The Suffix Tree above is built from string T = "GATAGACA$" that have these 9 suffixes:

iSuffix
0GATAGACA$
1ATAGACA$
2TAGACA$
3AGACA$
4GACA$
5ACA$
6CA$
7A$
8$

Now verify that the path labels of suffix 7/6/2 are "A$"/"CA$"/"TAGACA$", respectively (there are 6 other suffixes). The internal vertices with path label "A"/"GA" branch out to 4 suffixes {7, 5, 3, 1}/2 suffixes {4, 0}, respectively (we ignore the trivial internal vertex = root vertex that branches out to all 9 suffixes).

2-2. Terminating Symbol $

In order to ensure that every suffix of the input string T ends in a leaf vertex, we enforce that string T ends with a special terminating symbol '$' that is not used in the original string T and has ASCII value lower than the lowest allowable character in T (which is character 'A' in this visualization). This way, edge label '$' always appear at the leftmost edge of the root vertex of this Suffix Tree visualization.


For the Suffix Tree example above (for T = "GATAGACA$"), if we do not have terminating symbol '$', notice that suffix 7 "A" (without the '$') does NOT end in a leaf vertex and can complicate some operations later.

2-3. Suffix Tree has O(n) Vertices

As we have ensured that all suffixes end at a leaf vertex, there are at most n leaves/suffixes in a Suffix Tree. All internal vertices (including the root vertex if it is an internal vertex) are always branching thus there can be at most n-1 such vertices, as shown with one of the extreme test case on the right.


The maximum number of vertices in a Suffix Tree is thus = n (leaves) + (n-1) internal vertices = 2n-1 = O(n) vertices. As Suffix Tree is a tree, the maximum number of edges in a Suffix Tree is also (2n-1)-1 = O(n) edges.

2-4. Much Shorter Suffix Tree

When all the characters in string T is all distinct (e.g., T = "ABCDE$"), we can have the following very short Suffix Tree with exactly n+1 vertices (+1 due to root vertex).

3. 可执行的操作

All available operations on the Suffix Tree in this visualization are listed below:

  1. Build Suffix Tree (instant/details omitted) — instant-build the Suffix Tree from string T.
  2. Search — Find the vertex in Suffix Tree of a (usually longer) string T that has path label containing the (usually shorter) pattern/search string P.
  3. Longest Repeated Substring (LRS) — Find the deepest (the one that has the longest path label) internal vertex (as that vertex shares common prefix between two (or more) suffixes of T).
  4. Longest Common Substring (LCS) — Find the deepest internal vertex that contains suffixes from two different original strings.

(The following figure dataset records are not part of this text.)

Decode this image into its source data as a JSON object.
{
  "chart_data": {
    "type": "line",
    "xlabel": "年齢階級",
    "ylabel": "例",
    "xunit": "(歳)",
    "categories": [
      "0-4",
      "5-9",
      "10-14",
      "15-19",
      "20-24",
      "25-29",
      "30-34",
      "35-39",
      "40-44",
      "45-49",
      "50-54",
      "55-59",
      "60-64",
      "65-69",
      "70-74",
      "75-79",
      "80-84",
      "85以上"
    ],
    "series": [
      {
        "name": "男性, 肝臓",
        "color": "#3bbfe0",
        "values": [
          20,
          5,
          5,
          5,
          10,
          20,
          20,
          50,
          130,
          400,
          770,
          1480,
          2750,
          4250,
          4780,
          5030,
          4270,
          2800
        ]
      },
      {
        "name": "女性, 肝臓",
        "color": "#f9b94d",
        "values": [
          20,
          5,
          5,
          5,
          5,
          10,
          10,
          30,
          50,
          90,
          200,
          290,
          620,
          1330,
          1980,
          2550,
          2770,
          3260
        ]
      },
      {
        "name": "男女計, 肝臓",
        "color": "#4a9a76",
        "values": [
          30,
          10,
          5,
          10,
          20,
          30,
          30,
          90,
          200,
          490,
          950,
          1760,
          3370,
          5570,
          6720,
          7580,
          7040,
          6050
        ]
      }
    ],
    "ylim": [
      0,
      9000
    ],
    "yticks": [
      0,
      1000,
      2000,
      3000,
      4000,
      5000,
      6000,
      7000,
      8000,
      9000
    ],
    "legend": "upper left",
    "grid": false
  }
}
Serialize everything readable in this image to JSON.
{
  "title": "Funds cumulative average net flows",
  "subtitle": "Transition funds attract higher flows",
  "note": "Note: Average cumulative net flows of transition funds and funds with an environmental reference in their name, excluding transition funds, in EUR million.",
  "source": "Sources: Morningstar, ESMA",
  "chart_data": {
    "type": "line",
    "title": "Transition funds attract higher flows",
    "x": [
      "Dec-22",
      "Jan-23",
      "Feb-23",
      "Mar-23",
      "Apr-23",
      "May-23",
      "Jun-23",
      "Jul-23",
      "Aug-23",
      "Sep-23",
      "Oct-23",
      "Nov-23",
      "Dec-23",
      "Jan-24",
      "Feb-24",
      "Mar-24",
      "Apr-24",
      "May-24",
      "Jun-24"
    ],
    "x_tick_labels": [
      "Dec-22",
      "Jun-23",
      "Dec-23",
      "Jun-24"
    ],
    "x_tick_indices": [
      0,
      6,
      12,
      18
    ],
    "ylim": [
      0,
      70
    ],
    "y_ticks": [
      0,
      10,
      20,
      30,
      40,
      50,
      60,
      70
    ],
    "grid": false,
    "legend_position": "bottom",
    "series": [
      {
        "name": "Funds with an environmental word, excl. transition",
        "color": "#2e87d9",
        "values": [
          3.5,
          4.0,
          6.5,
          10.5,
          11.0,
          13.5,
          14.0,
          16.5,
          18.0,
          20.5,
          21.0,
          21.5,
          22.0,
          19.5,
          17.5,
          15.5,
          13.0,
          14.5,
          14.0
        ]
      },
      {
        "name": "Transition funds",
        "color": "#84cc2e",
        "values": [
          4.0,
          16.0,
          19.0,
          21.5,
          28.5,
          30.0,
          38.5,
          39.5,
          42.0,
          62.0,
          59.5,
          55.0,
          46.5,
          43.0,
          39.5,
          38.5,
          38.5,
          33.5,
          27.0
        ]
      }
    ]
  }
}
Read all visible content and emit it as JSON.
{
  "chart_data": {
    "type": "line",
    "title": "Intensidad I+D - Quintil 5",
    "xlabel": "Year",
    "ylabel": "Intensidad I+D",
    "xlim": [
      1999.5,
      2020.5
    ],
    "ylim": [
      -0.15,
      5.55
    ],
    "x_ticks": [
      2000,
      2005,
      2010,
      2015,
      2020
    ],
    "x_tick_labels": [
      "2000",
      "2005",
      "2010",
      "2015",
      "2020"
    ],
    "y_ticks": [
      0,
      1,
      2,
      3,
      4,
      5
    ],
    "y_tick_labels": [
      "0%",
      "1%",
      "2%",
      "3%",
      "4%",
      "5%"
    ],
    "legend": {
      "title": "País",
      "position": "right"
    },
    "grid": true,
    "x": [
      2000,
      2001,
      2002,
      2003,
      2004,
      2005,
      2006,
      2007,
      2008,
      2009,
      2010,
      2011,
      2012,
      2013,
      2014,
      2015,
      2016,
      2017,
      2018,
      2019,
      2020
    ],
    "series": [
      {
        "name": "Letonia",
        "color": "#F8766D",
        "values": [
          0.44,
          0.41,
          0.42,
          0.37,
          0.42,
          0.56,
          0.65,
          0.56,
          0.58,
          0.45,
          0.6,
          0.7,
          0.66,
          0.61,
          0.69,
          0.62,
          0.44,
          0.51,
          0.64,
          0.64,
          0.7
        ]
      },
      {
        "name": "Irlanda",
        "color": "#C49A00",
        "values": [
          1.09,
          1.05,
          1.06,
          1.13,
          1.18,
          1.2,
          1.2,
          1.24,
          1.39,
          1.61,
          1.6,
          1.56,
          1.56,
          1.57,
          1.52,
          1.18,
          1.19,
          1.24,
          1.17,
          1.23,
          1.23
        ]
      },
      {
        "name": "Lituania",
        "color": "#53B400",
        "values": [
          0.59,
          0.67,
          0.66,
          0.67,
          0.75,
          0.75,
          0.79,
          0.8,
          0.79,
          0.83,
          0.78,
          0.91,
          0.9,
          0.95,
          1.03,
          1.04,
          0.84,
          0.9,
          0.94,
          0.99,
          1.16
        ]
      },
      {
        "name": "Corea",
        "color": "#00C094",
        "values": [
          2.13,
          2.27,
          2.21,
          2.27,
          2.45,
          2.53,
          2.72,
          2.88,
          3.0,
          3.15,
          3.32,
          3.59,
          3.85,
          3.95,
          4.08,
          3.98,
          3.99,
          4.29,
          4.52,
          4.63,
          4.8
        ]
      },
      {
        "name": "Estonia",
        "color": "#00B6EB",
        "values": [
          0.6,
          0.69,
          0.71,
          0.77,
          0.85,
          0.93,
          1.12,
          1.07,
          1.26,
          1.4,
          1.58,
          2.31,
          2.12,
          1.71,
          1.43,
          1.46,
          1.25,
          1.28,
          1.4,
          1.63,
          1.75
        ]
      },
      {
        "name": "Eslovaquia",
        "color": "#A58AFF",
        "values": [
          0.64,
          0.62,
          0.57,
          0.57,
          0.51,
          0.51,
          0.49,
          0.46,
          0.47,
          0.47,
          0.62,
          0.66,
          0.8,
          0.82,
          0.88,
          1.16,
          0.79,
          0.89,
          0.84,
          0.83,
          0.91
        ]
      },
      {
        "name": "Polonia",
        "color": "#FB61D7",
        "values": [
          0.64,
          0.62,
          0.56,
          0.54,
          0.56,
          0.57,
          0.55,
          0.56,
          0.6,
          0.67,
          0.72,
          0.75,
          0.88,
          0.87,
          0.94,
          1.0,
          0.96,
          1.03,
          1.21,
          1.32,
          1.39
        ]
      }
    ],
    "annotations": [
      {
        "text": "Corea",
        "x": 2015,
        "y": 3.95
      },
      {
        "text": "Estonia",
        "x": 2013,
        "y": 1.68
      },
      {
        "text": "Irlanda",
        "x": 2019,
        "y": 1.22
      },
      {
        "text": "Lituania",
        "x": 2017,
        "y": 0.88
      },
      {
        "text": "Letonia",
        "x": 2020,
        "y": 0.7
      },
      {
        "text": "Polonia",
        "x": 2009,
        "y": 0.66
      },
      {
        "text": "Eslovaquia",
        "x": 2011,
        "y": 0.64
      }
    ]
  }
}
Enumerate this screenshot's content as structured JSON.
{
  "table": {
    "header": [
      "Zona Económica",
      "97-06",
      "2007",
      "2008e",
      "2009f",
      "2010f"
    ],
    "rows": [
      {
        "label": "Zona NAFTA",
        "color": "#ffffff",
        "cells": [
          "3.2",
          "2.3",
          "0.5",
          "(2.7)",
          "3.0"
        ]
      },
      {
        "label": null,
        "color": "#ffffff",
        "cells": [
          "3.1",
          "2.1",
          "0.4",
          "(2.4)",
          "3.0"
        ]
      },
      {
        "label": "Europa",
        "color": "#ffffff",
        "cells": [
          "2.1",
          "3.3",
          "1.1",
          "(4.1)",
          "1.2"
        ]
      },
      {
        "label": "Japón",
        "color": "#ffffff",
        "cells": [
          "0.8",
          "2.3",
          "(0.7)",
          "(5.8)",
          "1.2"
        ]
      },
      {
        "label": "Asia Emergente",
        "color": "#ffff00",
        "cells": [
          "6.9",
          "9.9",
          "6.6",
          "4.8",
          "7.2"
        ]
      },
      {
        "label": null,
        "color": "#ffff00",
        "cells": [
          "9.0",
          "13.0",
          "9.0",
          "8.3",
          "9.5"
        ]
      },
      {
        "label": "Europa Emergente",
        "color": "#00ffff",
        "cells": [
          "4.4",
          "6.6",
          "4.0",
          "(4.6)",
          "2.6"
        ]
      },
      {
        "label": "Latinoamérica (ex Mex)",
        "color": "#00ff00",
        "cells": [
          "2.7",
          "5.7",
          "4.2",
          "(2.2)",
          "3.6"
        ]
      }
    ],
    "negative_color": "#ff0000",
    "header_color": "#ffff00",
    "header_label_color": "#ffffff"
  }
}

There are a few other possible operations of Suffix Tree that are not included in this visualization.

3-1. Build Suffix Tree (instant)

In this visualization, we only show the fully constructed Suffix Tree without describing the details of the O(n) Suffix Tree construction algorithm — it is a bit too complicated. Interested readers can explore this instead.


We limit the input to only accept 12 (cannot be too long due to the available drawing space — but in the real application of Suffix Tree, n can be in order of hundred thousand to million characters) UPPERCASE (we delete your lowercase input) alphabet and the special terminating symbol '$' characters (i.e., [A-Z$]). If you do not write a terminating symbol '$' at the back of your input string, we will automatically do so. If you place a '$' in the middle of the input string, they will be ignored. And if you enter an empty input string, we will resort to the default "GATAGACA$".


For convenience, we provide a few classic test case input strings usually found in Suffix Tree/Array lectures, but to showcase the strength of this visualization tool, you are encouraged to enter any 12-characters string of your choice (ending with character '$').